江戸の東海道、旅する気分に 名所を段ボールで再現 静岡の造形作家 藤枝で6月展示会

展示予定の段ボール製の人形などに囲まれるたたらなおきさん=4月中旬、静岡市葵区千代田 「東海道五十三次」の浮世絵に登場する名所の数々をほぼ実寸大の段ボールで“再現”し、江戸時代の旅情を追体験してもらおうと、造形作家のたたらなおきさん(60)=静岡市葵区千代田=が6月に開く展示会の準備に励んでいる。自宅で学習塾も経営するたたらさんは「読書も大事だが、体験の教育効果が一番。たくさんの子どもに来てほしい」と話す。

 展示は、たたらさん自らが著者の「痛快歴史マンガ 東海道中膝栗毛」(静岡新聞社、2024年9月出版)に登場する「ヤジさん・キタさん」ら多くのユニークなキャラクターにいざなわれる形で「各地」を巡る趣向。東海道五十三次のうち、最終的に三十数カ所の名所を再現予定という。
 由比では薩埵峠から富士山を眺められるほか、丸子ではかやぶき屋根のとろろ汁屋の模型の中で休憩できるようにする。大井川では蓮台(れんだい)に乗って川越人足に担がれたり、四日市では強風に飛ばされるかさを拾ったりできる構図を再現する。全てが段ボール製で、アクリル絵の具で着色した。
 「江戸時代に“タイムスリップ”するうちに江戸っ子になった気分になれるかも」と話すたたらさん。一部の作品は、たたらさんのフェイスブックで見ることができる。現在は展示会に合わせて披露する人形劇の脚本や展示の解説文作りに余念がない。自宅は展示予定の人形などでほぼ埋まっている部屋がある。
 会場は藤枝市郷土博物館・文学館で、400平方メートルほどの展示室を段ボール製の立体展示物などで埋め尽くす。展示は6月7日から7月21日まで。問い合わせは、同施設<電054(645)1100>へ。

 <メモ>東海道中膝栗毛 江戸時代後期の滑稽本。

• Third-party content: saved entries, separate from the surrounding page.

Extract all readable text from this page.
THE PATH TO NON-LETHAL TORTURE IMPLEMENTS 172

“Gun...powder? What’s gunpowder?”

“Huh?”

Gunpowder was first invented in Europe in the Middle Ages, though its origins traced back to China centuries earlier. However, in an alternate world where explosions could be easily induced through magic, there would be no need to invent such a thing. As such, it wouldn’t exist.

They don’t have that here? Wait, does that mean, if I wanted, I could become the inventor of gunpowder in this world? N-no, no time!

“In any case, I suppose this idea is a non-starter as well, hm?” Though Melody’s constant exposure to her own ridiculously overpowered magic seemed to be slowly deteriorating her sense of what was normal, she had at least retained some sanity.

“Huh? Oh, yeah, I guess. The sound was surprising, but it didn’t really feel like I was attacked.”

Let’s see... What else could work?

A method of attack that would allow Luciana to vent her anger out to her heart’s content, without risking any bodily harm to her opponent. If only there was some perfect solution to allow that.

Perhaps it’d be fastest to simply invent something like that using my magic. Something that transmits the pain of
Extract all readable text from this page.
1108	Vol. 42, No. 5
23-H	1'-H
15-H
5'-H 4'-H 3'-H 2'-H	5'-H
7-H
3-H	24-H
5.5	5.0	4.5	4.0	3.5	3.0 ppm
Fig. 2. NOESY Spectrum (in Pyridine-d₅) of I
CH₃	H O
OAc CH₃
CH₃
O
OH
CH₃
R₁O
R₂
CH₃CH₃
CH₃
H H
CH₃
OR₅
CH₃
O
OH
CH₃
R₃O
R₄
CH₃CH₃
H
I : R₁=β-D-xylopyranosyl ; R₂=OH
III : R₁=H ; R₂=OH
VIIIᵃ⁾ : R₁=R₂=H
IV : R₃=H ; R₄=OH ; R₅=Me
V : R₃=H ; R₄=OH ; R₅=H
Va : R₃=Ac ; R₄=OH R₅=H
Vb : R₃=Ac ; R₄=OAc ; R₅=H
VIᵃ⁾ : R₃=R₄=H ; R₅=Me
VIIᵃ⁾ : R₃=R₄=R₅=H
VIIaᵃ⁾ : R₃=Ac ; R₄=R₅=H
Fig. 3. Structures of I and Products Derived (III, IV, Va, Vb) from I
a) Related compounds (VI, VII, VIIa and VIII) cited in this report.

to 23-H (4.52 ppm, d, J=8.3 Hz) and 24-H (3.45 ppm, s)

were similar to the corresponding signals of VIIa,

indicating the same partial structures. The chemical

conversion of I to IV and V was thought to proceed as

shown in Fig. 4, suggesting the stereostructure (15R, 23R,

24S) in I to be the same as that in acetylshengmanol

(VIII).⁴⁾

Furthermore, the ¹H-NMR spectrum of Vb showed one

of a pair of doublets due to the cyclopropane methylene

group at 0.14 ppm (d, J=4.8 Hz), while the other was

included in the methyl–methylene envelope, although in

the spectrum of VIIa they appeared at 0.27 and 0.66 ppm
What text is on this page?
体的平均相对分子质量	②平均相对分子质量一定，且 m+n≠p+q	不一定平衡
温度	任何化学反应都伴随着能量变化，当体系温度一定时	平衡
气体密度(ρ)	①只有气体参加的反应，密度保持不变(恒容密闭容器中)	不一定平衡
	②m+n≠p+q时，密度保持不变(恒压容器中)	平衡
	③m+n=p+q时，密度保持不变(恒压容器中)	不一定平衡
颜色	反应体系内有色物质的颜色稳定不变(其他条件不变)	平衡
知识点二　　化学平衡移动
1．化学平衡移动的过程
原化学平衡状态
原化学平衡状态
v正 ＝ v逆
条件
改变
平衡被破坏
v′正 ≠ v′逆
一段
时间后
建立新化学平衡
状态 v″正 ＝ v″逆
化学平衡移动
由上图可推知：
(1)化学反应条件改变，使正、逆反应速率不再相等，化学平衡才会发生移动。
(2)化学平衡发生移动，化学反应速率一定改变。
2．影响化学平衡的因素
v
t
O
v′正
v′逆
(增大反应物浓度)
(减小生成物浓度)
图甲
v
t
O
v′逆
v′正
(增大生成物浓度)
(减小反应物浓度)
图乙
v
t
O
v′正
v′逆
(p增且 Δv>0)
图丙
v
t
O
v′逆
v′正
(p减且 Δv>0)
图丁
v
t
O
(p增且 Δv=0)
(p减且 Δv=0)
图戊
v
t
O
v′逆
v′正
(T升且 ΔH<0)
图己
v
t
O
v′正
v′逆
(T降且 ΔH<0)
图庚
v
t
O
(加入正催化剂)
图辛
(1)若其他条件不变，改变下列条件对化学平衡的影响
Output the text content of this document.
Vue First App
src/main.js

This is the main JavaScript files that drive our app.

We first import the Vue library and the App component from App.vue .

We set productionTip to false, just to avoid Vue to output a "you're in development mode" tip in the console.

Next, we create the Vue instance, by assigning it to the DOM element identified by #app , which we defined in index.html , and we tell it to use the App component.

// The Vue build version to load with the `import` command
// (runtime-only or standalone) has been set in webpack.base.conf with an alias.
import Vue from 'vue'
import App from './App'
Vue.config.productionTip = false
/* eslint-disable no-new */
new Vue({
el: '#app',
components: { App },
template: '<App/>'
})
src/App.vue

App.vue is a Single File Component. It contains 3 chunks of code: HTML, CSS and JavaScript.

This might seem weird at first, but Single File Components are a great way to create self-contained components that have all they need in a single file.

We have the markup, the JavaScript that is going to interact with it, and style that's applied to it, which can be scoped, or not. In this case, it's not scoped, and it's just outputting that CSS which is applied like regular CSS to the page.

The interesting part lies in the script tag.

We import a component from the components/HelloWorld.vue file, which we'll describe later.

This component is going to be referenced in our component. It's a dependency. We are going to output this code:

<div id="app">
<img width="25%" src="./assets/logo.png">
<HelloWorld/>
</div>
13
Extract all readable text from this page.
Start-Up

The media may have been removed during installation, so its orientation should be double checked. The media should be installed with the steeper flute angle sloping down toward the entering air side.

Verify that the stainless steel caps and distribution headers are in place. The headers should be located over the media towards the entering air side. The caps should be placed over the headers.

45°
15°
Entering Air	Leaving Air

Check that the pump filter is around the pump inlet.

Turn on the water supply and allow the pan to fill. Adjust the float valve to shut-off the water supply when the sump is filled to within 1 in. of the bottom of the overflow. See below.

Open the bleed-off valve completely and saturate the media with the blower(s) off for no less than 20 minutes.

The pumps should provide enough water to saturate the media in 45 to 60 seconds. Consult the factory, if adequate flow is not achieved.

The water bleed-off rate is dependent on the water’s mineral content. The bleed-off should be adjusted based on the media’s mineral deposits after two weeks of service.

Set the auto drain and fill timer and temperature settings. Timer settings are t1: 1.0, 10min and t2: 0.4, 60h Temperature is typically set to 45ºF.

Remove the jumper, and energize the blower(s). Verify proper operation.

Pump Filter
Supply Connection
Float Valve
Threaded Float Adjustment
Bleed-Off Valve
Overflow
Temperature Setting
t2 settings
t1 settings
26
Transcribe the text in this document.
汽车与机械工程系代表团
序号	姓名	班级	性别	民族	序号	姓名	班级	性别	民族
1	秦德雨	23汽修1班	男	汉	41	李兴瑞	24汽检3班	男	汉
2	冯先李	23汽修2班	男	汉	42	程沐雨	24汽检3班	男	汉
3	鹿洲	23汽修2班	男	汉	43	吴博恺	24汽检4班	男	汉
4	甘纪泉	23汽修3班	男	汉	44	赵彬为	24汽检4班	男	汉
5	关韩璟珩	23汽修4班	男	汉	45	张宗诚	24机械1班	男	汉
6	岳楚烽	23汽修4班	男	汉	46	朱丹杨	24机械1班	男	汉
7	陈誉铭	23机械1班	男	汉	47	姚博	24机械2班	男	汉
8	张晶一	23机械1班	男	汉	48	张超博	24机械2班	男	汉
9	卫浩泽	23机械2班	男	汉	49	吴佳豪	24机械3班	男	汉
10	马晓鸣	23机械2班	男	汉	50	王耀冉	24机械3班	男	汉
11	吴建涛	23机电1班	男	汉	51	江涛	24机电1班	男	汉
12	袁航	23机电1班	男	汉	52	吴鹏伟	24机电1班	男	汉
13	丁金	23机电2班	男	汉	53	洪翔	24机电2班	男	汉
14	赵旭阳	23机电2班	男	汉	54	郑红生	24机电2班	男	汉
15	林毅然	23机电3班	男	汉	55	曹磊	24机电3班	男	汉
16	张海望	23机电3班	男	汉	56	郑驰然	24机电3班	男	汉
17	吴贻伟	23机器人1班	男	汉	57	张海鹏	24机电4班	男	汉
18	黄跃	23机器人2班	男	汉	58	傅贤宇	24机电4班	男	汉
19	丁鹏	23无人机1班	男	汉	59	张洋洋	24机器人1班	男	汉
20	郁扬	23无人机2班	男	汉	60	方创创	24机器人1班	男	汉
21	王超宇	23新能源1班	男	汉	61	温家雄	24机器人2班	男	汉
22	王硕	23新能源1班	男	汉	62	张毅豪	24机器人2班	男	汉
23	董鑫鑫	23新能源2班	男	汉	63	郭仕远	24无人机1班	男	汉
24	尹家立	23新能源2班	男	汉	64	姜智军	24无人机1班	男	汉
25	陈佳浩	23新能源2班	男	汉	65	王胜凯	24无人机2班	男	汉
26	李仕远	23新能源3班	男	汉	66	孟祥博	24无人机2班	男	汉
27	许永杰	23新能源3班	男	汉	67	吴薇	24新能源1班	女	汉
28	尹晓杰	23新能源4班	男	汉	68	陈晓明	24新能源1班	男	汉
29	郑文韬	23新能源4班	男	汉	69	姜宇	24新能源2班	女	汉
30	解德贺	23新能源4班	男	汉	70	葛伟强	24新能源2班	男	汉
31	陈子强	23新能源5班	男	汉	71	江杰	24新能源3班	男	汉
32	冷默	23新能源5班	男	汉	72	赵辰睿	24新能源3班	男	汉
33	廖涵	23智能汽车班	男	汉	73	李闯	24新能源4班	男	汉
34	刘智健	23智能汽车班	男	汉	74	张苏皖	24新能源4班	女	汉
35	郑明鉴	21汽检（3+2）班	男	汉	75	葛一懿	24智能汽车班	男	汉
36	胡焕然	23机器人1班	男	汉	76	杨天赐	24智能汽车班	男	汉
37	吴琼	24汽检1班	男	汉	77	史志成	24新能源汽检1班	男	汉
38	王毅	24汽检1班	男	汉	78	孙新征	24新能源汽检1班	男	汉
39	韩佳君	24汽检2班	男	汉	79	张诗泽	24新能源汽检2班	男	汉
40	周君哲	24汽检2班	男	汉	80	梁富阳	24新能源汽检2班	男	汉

弥次郎兵衛・喜多八コンビのドタバタ道中が人気を集め、「日本初『旅ブーム』」を起こしたとされる。作者の十返舎一九は現在の静岡市葵区出身。静岡、藤枝両市は2020年、「弥次さん喜多さん 駿州の旅」の構成文化財が「日本遺産」認定を受けた。一九は「江戸のメディア王」とされる版元の蔦屋重三郎に才能を見いだされ、日本初の職業作家となったとされる。